Quentin Tarantinos Django Unchained

Buch und Regie Quentin Tarantino

 

Wie wir früher einmal hinsichtlich Quentin Tarantino bemerkten, kann selbst eine unernste Handlung (oder ein unernster Film) ernsthafte Konsequenzen nach sich ziehen. In seinem neuen Werk Django Unchained, in welchem er die amerikanische Vergangenheit schildert, behandelt der Regisseur und Drehbuchautor die Wahrheit mit Geringschätzung. Indem er die Sklaverei, zumindest implizit, als die Ursünde der Nation darstellt und Rassismus als irgendwie dem Charakter der amerikanischen Bevölkerung innewohnend, bringt sich Tarantino außerdem mit zahlreichen „linken“ Kritikern in Einklang, denen Steven Spielberg und Tony Kushner einen äußerst unbequemen Lincoln vorsetzten, der ihnen großes Unbehagen bereitet hat.

Django Unchained

Wie die Bemühung um historische Faktentreue in Django Unchained im Allgemeinen aussieht, kann bereits am Einleitungstitel ermessen werden: Es wird erklärt, der Film beginne im Jahr 1858, „zwei Jahre vor dem Bürgerkrieg“, der tatsächlich aber erst 1861 ausbrach.

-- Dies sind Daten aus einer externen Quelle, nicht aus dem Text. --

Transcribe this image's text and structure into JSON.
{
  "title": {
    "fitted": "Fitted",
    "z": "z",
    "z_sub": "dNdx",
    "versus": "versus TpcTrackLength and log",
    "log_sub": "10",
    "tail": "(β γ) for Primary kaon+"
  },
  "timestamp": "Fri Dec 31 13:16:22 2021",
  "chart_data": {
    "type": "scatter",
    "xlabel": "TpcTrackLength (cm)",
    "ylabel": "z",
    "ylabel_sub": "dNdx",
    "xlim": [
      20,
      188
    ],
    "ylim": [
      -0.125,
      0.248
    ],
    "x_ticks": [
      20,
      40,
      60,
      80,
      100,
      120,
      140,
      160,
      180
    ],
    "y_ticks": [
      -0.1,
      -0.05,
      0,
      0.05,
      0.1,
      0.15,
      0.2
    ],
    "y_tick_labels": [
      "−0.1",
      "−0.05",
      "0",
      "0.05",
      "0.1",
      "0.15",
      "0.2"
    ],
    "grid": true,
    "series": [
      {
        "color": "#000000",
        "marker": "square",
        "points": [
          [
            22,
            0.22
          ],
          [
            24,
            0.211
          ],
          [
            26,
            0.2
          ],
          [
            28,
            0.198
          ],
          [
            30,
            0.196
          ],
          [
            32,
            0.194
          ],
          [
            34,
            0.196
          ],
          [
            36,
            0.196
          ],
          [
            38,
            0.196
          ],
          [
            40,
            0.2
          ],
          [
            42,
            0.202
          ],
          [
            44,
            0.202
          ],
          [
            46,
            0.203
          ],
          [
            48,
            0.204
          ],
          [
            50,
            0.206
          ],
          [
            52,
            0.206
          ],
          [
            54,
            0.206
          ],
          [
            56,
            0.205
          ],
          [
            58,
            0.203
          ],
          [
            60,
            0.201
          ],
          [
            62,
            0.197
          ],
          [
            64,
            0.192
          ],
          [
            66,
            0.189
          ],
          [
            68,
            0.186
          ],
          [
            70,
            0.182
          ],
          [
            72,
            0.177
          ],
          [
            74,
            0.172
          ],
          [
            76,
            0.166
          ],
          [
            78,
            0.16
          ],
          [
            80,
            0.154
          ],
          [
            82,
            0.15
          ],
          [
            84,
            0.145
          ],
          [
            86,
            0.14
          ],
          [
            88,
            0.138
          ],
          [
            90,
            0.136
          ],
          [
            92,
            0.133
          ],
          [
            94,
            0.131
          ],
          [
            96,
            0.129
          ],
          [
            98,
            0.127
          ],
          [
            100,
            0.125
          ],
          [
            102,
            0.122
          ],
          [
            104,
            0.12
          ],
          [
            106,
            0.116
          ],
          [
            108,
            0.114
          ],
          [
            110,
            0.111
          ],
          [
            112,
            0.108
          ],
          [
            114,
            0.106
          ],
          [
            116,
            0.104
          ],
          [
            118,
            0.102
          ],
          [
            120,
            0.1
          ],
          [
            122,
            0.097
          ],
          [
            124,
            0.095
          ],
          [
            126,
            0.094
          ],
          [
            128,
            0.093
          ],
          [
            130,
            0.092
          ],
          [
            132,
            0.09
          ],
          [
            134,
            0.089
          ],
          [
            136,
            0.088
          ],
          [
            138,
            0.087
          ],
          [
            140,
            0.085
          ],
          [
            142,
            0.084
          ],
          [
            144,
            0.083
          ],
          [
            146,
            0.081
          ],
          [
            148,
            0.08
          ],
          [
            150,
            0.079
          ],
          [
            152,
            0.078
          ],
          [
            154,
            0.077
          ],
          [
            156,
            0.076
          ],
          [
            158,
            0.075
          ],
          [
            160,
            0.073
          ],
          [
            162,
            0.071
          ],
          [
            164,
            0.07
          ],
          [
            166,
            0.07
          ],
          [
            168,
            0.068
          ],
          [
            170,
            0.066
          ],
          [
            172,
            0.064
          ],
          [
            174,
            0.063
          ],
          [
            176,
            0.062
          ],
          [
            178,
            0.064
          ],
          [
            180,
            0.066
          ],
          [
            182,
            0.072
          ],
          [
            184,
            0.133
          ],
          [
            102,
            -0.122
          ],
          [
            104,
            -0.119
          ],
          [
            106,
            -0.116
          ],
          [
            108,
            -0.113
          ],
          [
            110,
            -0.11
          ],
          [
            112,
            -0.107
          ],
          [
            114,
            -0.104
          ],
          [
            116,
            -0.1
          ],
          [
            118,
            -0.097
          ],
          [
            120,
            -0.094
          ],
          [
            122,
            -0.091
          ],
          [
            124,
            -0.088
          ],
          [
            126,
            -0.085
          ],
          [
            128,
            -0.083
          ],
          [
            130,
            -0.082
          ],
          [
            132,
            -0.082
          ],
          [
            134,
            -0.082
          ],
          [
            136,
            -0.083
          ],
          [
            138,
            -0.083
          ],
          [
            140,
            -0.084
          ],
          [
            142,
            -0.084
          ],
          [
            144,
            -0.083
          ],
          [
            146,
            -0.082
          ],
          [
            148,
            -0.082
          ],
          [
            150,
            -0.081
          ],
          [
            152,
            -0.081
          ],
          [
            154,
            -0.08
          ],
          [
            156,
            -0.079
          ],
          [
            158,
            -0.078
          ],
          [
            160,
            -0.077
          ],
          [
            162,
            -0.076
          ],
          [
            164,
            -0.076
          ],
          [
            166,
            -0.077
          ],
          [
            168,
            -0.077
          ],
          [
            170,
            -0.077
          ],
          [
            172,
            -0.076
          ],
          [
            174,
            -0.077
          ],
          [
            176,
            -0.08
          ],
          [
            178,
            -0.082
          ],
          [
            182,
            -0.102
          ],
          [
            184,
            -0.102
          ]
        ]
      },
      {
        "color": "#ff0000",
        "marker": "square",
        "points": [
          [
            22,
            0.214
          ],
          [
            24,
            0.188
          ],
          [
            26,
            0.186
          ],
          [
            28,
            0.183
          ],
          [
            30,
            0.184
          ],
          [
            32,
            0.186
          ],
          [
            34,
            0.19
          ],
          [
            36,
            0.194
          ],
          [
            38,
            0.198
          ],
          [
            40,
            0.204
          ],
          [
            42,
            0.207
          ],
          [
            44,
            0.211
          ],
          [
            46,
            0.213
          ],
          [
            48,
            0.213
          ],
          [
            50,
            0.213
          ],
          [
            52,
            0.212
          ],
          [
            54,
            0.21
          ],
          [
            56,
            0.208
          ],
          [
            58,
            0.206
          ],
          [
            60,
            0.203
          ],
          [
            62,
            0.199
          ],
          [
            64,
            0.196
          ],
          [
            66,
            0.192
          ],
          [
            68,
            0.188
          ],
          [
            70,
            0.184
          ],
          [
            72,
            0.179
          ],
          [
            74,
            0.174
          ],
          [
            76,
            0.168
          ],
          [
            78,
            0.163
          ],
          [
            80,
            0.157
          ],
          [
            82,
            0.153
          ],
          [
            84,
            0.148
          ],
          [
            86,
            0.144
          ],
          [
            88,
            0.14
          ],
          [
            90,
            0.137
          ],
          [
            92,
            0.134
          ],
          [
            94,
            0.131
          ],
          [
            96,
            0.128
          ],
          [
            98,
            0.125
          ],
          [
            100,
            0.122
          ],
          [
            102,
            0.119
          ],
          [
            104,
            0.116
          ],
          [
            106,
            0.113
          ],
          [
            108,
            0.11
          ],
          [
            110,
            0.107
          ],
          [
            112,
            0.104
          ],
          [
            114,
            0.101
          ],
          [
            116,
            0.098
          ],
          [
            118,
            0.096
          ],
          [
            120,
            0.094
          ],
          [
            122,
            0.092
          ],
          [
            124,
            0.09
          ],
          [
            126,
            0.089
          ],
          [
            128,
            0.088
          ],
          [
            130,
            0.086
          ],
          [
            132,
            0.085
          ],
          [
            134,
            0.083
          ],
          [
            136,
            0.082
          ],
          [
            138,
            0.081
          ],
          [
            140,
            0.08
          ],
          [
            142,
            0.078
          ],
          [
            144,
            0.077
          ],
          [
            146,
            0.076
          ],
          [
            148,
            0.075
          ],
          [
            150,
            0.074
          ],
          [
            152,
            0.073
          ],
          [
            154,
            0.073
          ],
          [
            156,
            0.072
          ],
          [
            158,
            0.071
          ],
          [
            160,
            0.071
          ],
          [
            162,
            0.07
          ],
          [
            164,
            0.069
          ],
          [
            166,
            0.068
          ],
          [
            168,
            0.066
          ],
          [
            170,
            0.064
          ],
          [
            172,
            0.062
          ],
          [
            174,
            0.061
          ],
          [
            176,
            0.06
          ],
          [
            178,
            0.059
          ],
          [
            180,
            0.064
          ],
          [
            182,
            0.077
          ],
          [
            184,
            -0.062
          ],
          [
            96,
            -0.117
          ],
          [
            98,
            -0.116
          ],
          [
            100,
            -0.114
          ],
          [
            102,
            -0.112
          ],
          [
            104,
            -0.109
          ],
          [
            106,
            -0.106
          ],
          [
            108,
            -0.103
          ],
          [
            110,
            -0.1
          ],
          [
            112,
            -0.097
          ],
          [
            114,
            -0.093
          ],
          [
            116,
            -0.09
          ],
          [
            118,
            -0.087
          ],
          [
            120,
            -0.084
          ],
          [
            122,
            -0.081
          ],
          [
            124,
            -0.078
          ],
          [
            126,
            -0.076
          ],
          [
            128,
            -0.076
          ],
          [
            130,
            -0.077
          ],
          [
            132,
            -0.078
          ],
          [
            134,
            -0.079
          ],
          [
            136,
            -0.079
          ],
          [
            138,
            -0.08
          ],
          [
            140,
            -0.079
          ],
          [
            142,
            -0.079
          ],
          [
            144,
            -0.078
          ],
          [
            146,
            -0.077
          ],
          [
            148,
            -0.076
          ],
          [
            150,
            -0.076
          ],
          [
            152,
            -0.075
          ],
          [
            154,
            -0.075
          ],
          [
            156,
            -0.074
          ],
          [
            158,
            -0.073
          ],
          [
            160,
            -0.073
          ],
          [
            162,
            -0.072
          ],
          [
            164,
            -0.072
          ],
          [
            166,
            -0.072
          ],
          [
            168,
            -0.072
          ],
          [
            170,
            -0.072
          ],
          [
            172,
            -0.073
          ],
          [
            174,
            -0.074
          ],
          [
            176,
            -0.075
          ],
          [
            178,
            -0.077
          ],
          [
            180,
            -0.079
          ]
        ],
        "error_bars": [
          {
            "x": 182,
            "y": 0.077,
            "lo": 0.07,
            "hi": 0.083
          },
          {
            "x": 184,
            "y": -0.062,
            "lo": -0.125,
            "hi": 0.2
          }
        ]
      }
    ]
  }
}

Dr. King Schultz (Christoph Waltz), ein deutschstämmiger Kopfgeldjäger, befreit den Sklaven Django (Jamie Foxx), der sich auf einem Transport durch Texas befindet, von seinen Besitzern. Schultz braucht Django, weil dieser drei Brüder wiedererkennen kann, auf die von der Regierung eine hohe Belohnung ausgesetzt worden ist. Im Austausch für die Partnerschaft des Sklaven bei der Verfolgung weiterer gesuchter Männer hilft Schultz Django dabei, dessen Frau Broomhilda (Kerry Washington) von einer Plantage in Mississippi zu befreien, deren Besitzer Calvin Candie (Leonardo DiCaprio) ist.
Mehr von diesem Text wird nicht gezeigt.